After four years, they returned to New Jersey and he was ordained by his home church, Brookdale Baptist Church. Later, working as a visiting pastor in Central Islip, a man attending there knew Tom was looking for a permanent ministry and recommended him to the small Community Bible Church on Noyack Road. He got that job and moved his family to Sag Harbor, but as he explained it, “Not always is the pastor and his congregation of the same mind, and this congregation at the time was going in about six different directions.

“If the goal is to unify the congregation, and they’re split down the middle, you can’t pastor a church that’s divided like that. It just doesn’t work.” But resigning from the position didn’t resolve everything — his children were involved in their schooling and their life in Sag Harbor and he didn’t want to uproot them.

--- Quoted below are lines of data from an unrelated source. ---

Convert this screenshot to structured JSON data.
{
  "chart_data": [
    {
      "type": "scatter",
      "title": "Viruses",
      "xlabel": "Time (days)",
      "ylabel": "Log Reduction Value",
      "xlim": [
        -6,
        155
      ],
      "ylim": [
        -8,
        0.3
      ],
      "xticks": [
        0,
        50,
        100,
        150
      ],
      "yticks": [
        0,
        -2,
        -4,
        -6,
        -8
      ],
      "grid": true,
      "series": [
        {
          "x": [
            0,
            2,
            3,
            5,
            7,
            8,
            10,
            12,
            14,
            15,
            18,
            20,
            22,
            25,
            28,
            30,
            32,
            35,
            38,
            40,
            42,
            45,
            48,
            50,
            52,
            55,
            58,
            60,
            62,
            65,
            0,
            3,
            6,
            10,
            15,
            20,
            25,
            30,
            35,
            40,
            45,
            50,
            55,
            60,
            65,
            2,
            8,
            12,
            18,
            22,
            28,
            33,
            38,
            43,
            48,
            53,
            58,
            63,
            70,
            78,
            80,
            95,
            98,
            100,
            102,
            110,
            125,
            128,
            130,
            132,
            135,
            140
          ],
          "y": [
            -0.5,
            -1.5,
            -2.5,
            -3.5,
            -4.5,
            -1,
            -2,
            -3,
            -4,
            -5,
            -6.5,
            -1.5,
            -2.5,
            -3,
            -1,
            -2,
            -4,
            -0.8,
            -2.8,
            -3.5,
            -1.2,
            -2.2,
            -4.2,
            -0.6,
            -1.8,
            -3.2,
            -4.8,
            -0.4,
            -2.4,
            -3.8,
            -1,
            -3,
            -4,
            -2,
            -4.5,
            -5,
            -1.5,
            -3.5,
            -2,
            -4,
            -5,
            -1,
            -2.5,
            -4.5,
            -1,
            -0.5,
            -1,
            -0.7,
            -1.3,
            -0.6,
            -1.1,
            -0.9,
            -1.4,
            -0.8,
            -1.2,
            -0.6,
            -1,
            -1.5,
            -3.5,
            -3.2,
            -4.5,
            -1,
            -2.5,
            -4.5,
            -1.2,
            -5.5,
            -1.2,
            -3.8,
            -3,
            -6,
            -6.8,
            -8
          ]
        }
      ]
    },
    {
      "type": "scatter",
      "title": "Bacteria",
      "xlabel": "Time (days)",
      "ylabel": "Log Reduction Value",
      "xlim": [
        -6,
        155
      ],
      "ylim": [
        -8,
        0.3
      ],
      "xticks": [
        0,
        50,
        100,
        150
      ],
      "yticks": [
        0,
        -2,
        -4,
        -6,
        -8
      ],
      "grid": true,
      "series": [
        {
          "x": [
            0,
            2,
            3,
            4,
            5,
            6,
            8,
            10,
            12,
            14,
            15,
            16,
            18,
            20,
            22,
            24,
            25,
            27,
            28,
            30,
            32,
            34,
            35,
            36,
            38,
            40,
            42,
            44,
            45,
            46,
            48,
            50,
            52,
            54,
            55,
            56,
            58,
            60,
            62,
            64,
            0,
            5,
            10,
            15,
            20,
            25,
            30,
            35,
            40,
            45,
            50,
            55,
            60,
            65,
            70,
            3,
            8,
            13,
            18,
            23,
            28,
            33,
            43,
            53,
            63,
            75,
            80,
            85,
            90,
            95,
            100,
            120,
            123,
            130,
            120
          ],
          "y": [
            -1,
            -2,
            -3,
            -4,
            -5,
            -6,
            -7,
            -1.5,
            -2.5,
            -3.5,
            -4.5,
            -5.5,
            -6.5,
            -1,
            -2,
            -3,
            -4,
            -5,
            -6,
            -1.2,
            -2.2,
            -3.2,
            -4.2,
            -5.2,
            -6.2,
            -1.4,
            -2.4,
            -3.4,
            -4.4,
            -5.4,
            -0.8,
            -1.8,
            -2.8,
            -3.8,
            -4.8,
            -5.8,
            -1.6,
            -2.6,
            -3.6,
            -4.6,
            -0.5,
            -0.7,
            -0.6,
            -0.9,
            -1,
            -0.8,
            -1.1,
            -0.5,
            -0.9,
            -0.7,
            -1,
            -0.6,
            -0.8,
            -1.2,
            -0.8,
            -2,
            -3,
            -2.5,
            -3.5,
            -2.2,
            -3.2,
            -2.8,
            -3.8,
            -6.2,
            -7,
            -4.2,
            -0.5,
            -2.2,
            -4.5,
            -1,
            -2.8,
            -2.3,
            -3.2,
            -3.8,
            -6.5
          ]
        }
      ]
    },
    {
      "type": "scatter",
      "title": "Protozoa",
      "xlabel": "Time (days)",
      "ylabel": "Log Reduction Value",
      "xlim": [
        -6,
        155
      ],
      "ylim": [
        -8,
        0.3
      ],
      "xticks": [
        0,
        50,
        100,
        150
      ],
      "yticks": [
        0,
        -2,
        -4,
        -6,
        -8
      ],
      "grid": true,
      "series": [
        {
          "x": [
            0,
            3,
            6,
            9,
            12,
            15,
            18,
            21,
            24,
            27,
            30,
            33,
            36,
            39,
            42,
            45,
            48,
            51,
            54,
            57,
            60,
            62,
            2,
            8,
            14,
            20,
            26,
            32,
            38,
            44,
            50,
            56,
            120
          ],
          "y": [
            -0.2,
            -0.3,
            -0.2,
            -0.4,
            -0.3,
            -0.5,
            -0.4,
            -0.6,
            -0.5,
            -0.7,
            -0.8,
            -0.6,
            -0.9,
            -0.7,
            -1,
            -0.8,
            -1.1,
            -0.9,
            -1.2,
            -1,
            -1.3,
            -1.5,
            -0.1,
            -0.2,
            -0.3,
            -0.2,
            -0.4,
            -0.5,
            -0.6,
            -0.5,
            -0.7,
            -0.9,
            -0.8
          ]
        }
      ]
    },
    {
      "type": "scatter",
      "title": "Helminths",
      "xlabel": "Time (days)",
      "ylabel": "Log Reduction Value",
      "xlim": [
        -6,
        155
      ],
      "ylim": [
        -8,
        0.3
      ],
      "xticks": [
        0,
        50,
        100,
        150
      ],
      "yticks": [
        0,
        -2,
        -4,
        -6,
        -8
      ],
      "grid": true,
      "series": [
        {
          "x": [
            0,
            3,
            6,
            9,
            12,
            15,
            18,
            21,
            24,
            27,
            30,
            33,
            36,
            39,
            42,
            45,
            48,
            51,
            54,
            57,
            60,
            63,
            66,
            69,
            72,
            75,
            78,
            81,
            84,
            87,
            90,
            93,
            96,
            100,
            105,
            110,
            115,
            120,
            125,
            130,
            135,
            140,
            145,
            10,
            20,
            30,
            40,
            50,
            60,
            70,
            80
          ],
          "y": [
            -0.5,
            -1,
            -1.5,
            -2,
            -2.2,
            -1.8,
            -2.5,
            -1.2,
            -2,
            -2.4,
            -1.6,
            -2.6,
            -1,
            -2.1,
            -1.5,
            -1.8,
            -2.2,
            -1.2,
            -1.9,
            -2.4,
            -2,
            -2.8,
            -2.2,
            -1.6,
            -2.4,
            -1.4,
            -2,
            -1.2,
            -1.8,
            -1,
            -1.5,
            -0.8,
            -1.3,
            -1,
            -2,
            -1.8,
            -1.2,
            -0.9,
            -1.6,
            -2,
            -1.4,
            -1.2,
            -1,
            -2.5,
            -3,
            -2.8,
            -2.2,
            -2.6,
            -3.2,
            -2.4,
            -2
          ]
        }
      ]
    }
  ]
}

He knew Peter Needham, who had attended that church, and Peter offered him a job in his boatyard. “I had mechanical skills, and in college I worked as a machinist. So I decided to stay until the kids were out of school and then I’d look for another pulpit. I went to work for the Needhams for about 12 years, living in Sag Harbor.

“Then one morning on the ferry, thinking, ‘Lord do something, I don’t want to spend my life working in a boatyard, I trained for ministry,’ a man on the ferry asked if I’d heard about that new group forming in the library that needed a pastor. I said no, and that Sunday morning he called. It was not yet a church, just a little group meeting for Bible study on Sunday afternoons. But their goal was to form a church. Eventually the Grace Evangelical Church came into being, and meets here weekly Sunday afternoons in the Senior Activity Center downstairs in the Medical Building.

He and Lois are also active in other ways. He works with  the state-funded Senior Citizens Home Repair Program. When daylight savings time begins, he’ll change all the batteries in all the alarms donated to seniors by the Shelter Island Fire Department. Then when daylight savings time ends, he’ll do it again. The days in between are the times of highest humidity here on the Island, causing the batteries to corrode. Lois directs the Silver Circle Program, for the frail elderly.

Their son is in the Air Force, stationed in North Dakota; their daughter lives in East Hampton, where she’s the dispatcher in the police department. They have five grandchildren, four step-grandchildren, two great-grandchildren and six step-great grandchildren. As Tom put it, “The family has grown.”